Nell’opinione della polizia israeliana, l’evento era in realtà un subdolo modo «per sostenere l’organizzazione terroristica Hamas». Lo ha detto la stessa polizia di Haifa ad Haaretz, aggiungendo che «in tempi di guerra su tutti i livelli» va assicurato «l’ordine pubblico e la sicurezza».
Gli agenti si sono presentanti all’hotel che avrebbe dovuto ospitare la conferenza e hanno minacciato il proprietario di chiudere l’albergo: concedere lo spazio avrebbe avuto «svariate conseguenze».
AVRAHAM BURG è rientrato a casa in macchina, è lì che lo abbiamo raggiunto qualche ora dopo la cancellazione della conferenza: «Il Comitato aveva deciso di organizzare una conferenza congiunta arabo-ebraica per parlare della situazione, delle uccisioni senza senso, anche per dare spazio alla voce e alle emozioni delle persone. Senza alcuna pezza legale, la polizia ha minacciato il proprietario dell’hotel. All’improvviso ci siamo ritrovati senza uno spazio. L’High Follow-up Committee ha indetto una conferenza stampa per denunciare il bavaglio anti-democratico».

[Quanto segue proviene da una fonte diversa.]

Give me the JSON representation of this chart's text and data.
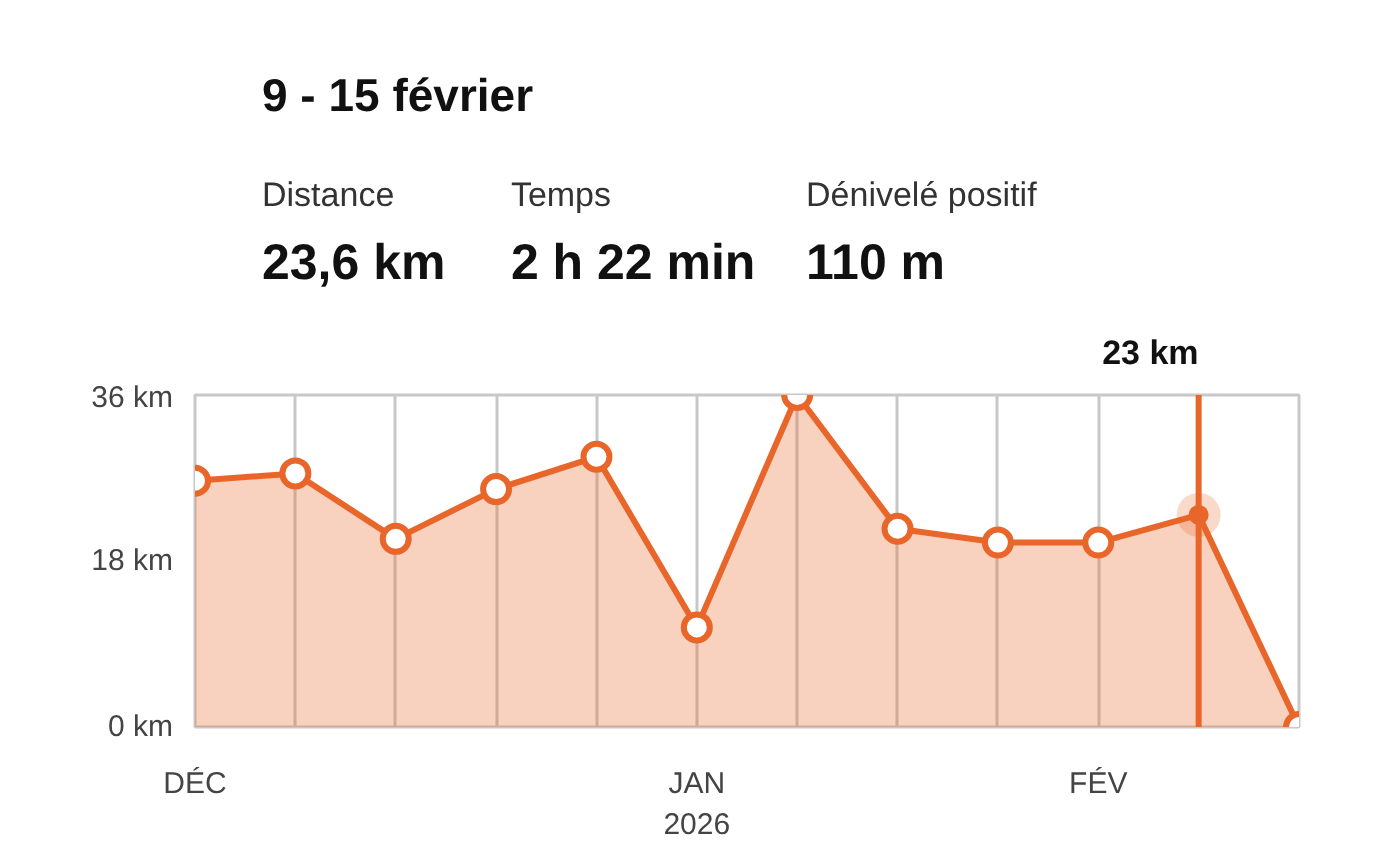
{
  "chart_data": {
    "type": "area",
    "title": "9 - 15 février",
    "annotations": [
      "Distance",
      "23,6 km",
      "Temps",
      "2 h 22 min",
      "Dénivelé positif",
      "110 m",
      "23 km"
    ],
    "categories": [
      "DÉC",
      null,
      null,
      null,
      null,
      "JAN\n2026",
      null,
      null,
      null,
      "FÉV",
      null,
      null
    ],
    "series": [
      {
        "color": "#e8662a",
        "values": [
          26.7,
          27.5,
          20.4,
          25.8,
          29.3,
          10.8,
          36,
          21.5,
          20,
          20,
          23,
          0
        ],
        "colors": [
          "#ffffff",
          "#ffffff",
          "#ffffff",
          "#ffffff",
          "#ffffff",
          "#ffffff",
          "#ffffff",
          "#ffffff",
          "#ffffff",
          "#ffffff",
          "#e8662a",
          "#ffffff"
        ]
      }
    ],
    "ylim": [
      0,
      36
    ],
    "yticks": [
      {
        "value": 0,
        "label": "0 km"
      },
      {
        "value": 18,
        "label": "18 km"
      },
      {
        "value": 36,
        "label": "36 km"
      }
    ],
    "grid": "x",
    "marker": "circle"
  }
}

«Il governo – aggiunge Burg – vuole impedire ai palestinesi di riunirsi ed esprimere le proprie opinioni. Quindi mi sono offerto oggi in pubblico all’High Follow-up Committee e, tramite il Comitato, all’intera comunità araba in Israele: la mia casa è aperta, organizzeremo l’evento a casa mia lunedì, aperto con Zoom a chiunque voglia partecipare. Non abbiamo bisogno di uno spazio ad Haifa o di un buco da un’altra parte. Voglio vedere se la polizia verrà a casa dell’ex presidente della Knesset e gli impedirà di ospitare i suoi amici palestinesi o gli staccherà la rete internet. La maggioranza ebraica privilegiata deve essere la protettrice, la rete di sicurezza, della minoranza arabo-israeliana».
La polizia di Haifa, ad Haaretz, aveva detto di aver ricevuto informazioni «sull’intento di estremisti di tenere un evento che avrebbe incitato contro lo Stato di Israele». Lo denunciano da settimane organizzazioni e attivisti palestinesi e israeliani: l’aria è irrespirabile.
Arresti nelle case, censura sui social, licenziamenti di lavoratori e sospensione di studenti universitari stanno colpendo i palestinesi dentro Israele a livelli senza precedenti.
PARLARE è diventato un atto di coraggio: «Stiamo vivendo un’emergenza democratica – continua Burg – Su tre fronti. Il primo è la denuncia inequivocabile dei crimini di Hamas, atrocità che non hanno giustificazione. Chi le giustifica nega le atrocità commesse. Il secondo fronte è l’occupazione con cui Israele, da oltre sei decenni, nega e depriva i palestinesi dei propri diritti fondamentali e delle libertà. Dobbiamo combattere Hamas come se non ci fosse l’occupazione e dobbiamo resistere all’occupazione con ogni mezzo legittimo, civile, politico, democratico, economico, come se non ci fosse Hamas».
E poi c’è il terzo fronte, la democrazia dentro Israele, dice Burg: «Il governo di Netanyahu e Ben Gvir minaccia i palestinesi israeliani per impedirgli di esprimere le proprie opinioni. E combina i tre fronti: lo fa a Gaza, una guerra contro civili innocenti, lo fa proseguendo nell’occupazione, lasciando la terra a coloni pericolosi, fondamentalisti religiosi, e lo fa silenziando gli arabi e la società civile israeliana».
«Come israeliano, il governo Netanyahu non è il mio governo, non lo rispetto. Devono essere rimossi, sono criminali e piromani. Ma c’è speranza: in Europa la morte nera nel XIV secolo aprì al Rinascimento. È successo tante volte nella storia. Questo è per palestinesi e israeliani il periodo della morte nera. Ma genererà un rinascimento».